En ce sens, la vraie science ne s'arrête jamais et demeure, en quelque sorte "illimitée", alors que certains pans de la littérature ou même des "systèmes philosophiques" peuvent eux, disparaître.
Puisque la liberté humaine dépend de l'accroissement des connaissances et de leur pouvoir explicatif, et non de l'ignorance, le progrès des connaissances scientifiques joue donc le rôle le plus important. Seulement, les lois scientifiques, comme les lois juridiques, par exemple, ont la même logique : elles consistent, logiquement en des interdictions, puisqu'une loi qui énonce que "tous les cygnes sont blancs", interdit les cygnes non-blancs. De la même manière un loi juridique ne peut informer sur ce qu'il est permis de faire que par rapport à des interdits directement déductibles et énoncés par elle.
Ainsi, la vraie liberté, lorsqu'elle est approchée de manière non métaphysique, pour être vécue, consiste toujours à entrevoir ses limites, les interdictions possibles auxquelles elle peut se heurter.
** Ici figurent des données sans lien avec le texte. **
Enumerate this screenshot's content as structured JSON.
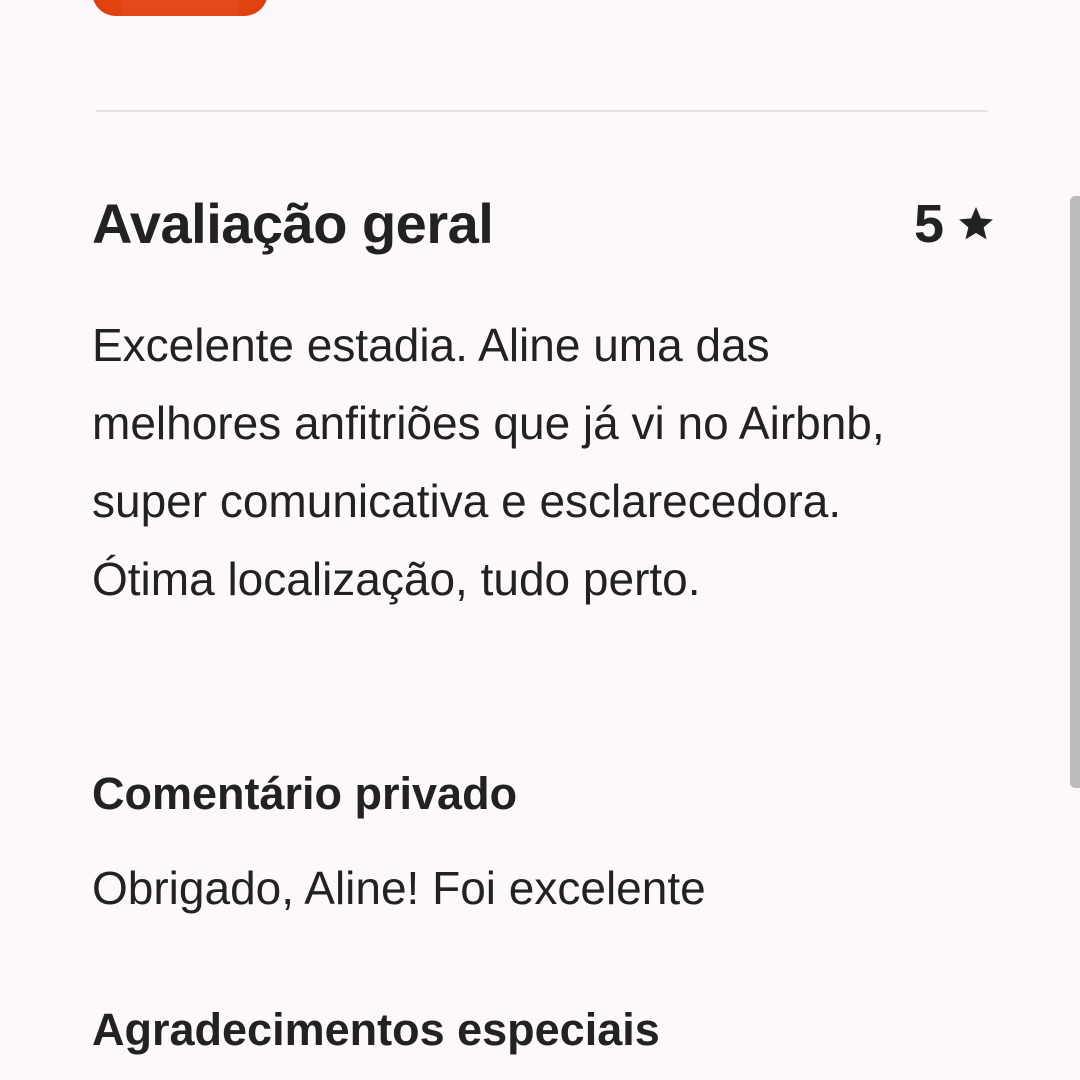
{
  "review": {
    "section_title": "Avaliação geral",
    "rating_value": "5",
    "rating_icon": "star-icon",
    "text": "Excelente estadia. Aline uma das melhores anfitriões que já vi no Airbnb, super comunicativa e esclarecedora. Ótima localização, tudo perto."
  },
  "private_comment": {
    "title": "Comentário privado",
    "text": "Obrigado, Aline! Foi excelente"
  },
  "special_thanks": {
    "title": "Agradecimentos especiais"
  },
  "colors": {
    "background": "#fdf8fc",
    "text": "#222222",
    "avatar": "#f3501a",
    "divider": "#e6e1e5",
    "scrollbar": "#bdbabd"
  }
}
Comme les limites que l'homme peut définir et découvrir dépendent de connaissances scientifiques elles-mêmes non parfaitement déterminées, alors, il est logiquement et à jamais impossible de comprendre en totalité en quoi peuvent exactement consister ces limites qui justement aident à mieux entrevoir la liberté. Et, en définitive, c'est pour cette raison, que la liberté n'est jamais (totalement comprise), et ne pourra jamais l'être, mais que, par contre, elle peut être "garantie" par de nouvelles découvertes scientifiques, donc d'autres possibilités de meilleure connaissance de certaines limites, voire de recul de ces limites.